Dans les cas où la communication est coupée – cas de traumatismes le plus souvent – ce n'est pas à la reprise de celle-ci que doivent se limiter les efforts.

La communication n'est pas une fin en soi. Il est possible que dans les cas d'Asperger, de PDD-Nos ou d'autisme, sa rupture ou son inexistence soient réactifs, comme cela est fortement accentué dans les cas de Mourad, du film l'enfant dauphin, ou de la jeune fille japonaise du film Babel, mais la reprise ne peut être vue que comme une étape.
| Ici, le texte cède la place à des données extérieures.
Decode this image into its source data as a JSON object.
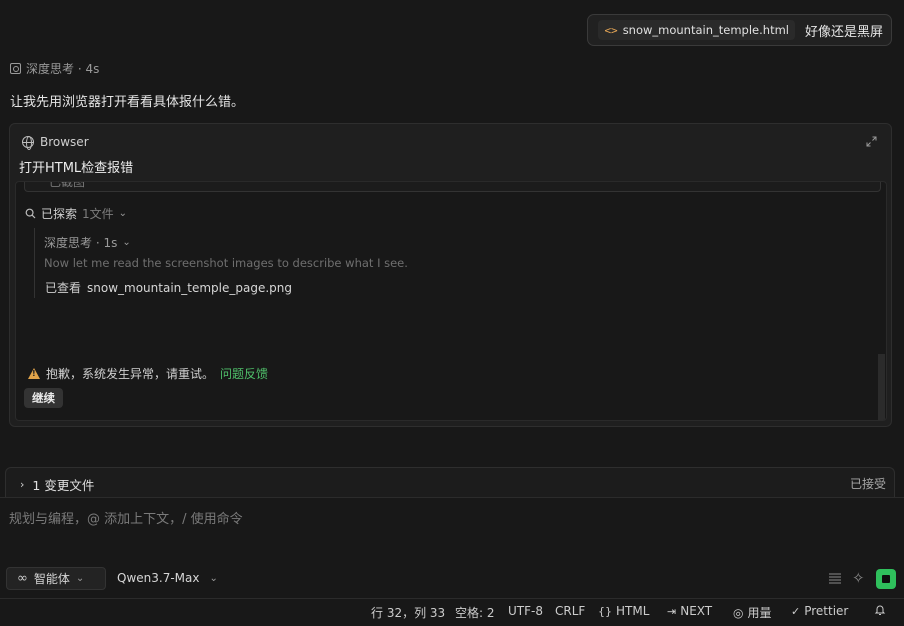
{
  "user_message": {
    "file_chip": "snow_mountain_temple.html",
    "text": "好像还是黑屏"
  },
  "thinking": {
    "label": "深度思考 · 4s"
  },
  "assistant_reply": "让我先用浏览器打开看看具体报什么错。",
  "browser_card": {
    "label": "Browser",
    "title": "打开HTML检查报错",
    "partial_row_text": "已截图",
    "explored": {
      "label": "已探索",
      "count": "1文件"
    },
    "nested": {
      "thinking": "深度思考 · 1s",
      "thought_text": "Now let me read the screenshot images to describe what I see.",
      "viewed_label": "已查看",
      "viewed_file": "snow_mountain_temple_page.png"
    },
    "error": {
      "text": "抱歉，系统发生异常，请重试。",
      "link": "问题反馈"
    },
    "continue_label": "继续"
  },
  "changes_bar": {
    "label": "1 变更文件",
    "accepted": "已接受"
  },
  "input": {
    "placeholder": "规划与编程，@ 添加上下文，/ 使用命令",
    "agent_label": "智能体",
    "model_label": "Qwen3.7-Max"
  },
  "status_bar": {
    "position": "行 32，列 33",
    "spaces": "空格: 2",
    "encoding": "UTF-8",
    "eol": "CRLF",
    "language": "HTML",
    "next": "NEXT",
    "usage": "用量",
    "prettier": "Prettier"
  },
  "colors": {
    "accent_green": "#2fbf5c",
    "link_green": "#4fc06a",
    "warning": "#e0a34a"
  },
  "icons": [
    "code-icon",
    "thinking-icon",
    "globe-icon",
    "expand-icon",
    "search-icon",
    "warning-icon",
    "chevron-right-icon",
    "infinity-icon",
    "chevron-down-icon",
    "list-icon",
    "sparkle-icon",
    "stop-icon",
    "braces-icon",
    "next-icon",
    "usage-icon",
    "check-icon",
    "bell-icon"
  ]
}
Mourad qui revient à la communication, ou la jeune fille du film Babel qui parvient au contact corporel qu'elle recherche frénétiquement sont tous deux à ce stade en situation presque non moins pathologique qu'antérieurement. Le travail reste à faire.

Et – mais ce sera pour un autre chapitre – ce n'est pas l'identité, l'aboutissement de la démarche identitaire qui peut être la fin du parcours.

On voit clairement que Mourad – ou Chieko – ayant été fortement troublés et déstabilisés par les évènements qu'ils ont vécus, sont en recherche identitaire. L'un et l'autre doivent redémarrer dans la vie.

Il est clair que le rôle de la communication se situe aux charnières de la démarche de l'individu. Elle est incontournable mais ne constitue ni le centre ni l'aboutissement de la démarche. Elle permet la recherche identitaire, et elle est aussi fondamentale pour continuer la démarche de l'individu, au-delà de l'identité.